I show how certain quantities evolve over time on a lineplot
The x-axis labels are not numbers but strings (e.g. 'Q1' or '2018 first half' etc)
I need to "extend" the x-axis to the right, with an empty period. The chart must show from Q1 to Q4, but there is no data for Q4 (the Q4 column is full of nans)

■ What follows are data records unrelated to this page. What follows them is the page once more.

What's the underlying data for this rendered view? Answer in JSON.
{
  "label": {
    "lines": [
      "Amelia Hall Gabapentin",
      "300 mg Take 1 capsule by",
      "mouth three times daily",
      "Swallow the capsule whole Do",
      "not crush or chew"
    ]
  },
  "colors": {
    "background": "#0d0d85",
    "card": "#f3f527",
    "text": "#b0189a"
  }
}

I need this because I need the charts to be side-by-side with others which do have data for Q4
matplotlib doesn't display the column full of nans
If the x-axis were numeric, it would be easy to extend the range of the plot; since it's not numeric, I don't know which x_range each tick corresponds to
I have found the solution below. It works, but it's not elegant: I use integers for the x-axis, add 1, then set the labels back to the strings. Is there a more elegant way?
This is the code:
import numpy as np
import pandas as pd
import matplotlib.pyplot as plt
import matplotlib
from matplotlib.ticker import FuncFormatter
import seaborn as sns
df =pd.DataFrame()
df['period'] = ['Q1','Q2','Q3','Q4']
df['a'] = [3,4,5,np.nan]
df['b'] = [4,4,6,np.nan]
df = df.set_index( 'period')
fig, ax = plt.subplots(1,2)
sns.lineplot( data = df, ax =ax[0])
df_idx = df.index
df2 = df.set_index( np.arange(1, len(df_idx) + 1 ))
sns.lineplot(data = df2, ax = ax[1])
ax[1].set_xlim(1,4)
ax[1].set_xticklabels(df.index)
You can add these lines of code for ax[0]
left_buffer,right_buffer = 3,2
labels = ['Q1','Q2','Q3','Q4']
extanded_labels = ['']*left_buffer + labels + ['']*right_buffer
left_range = list(range(-left_buffer,0))
right_range = list(range(len(labels),len(labels)+right_buffer))
ticks_range = left_range + list(range(len(labels))) + right_range
aux_range = list(range(len(extanded_labels)))
ax[0].set_xticks(ticks_range)
ax[0].set_xticklabels(extanded_labels)
xticks = ax[0].xaxis.get_major_ticks()
for ind in aux_range[0:left_buffer]: xticks[ind].tick1line.set_visible(False)
for ind in aux_range[len(labels)+left_buffer:len(labels)+left_buffer+right_buffer]: xticks[ind].tick1line.set_visible(False)
in which left_buffer and right_buffer are margins you want to add to the left and to the right, respectively. Running the code, you will get
I may have actually found a simpler solution: I can draw a transparent line (alpha = 0 ) by plotting x = index of the dataframe, ie with all the labels, including those for which all values are nans, and y = the average value of the dataframe, so as to be sure it's within the range:
sns.lineplot(x = df.index, y = np.ones(df.shape[0]) * df.mean().mean() , ax = ax[0], alpha =0 )
This assumes the scale of the y a xis has not been changed manually; a better way of doing it would be to check whether it has:
y_centre = np.mean([ax[0].get_ylim()])
sns.lineplot(x = df.index, y = np.ones(df.shape[0]) * y_centre , ax = ax[0], alpha =0 )
Drawing a transparent line forces matplotlib to extend the axes so as to show all the x values, even those for which all the other values are nans.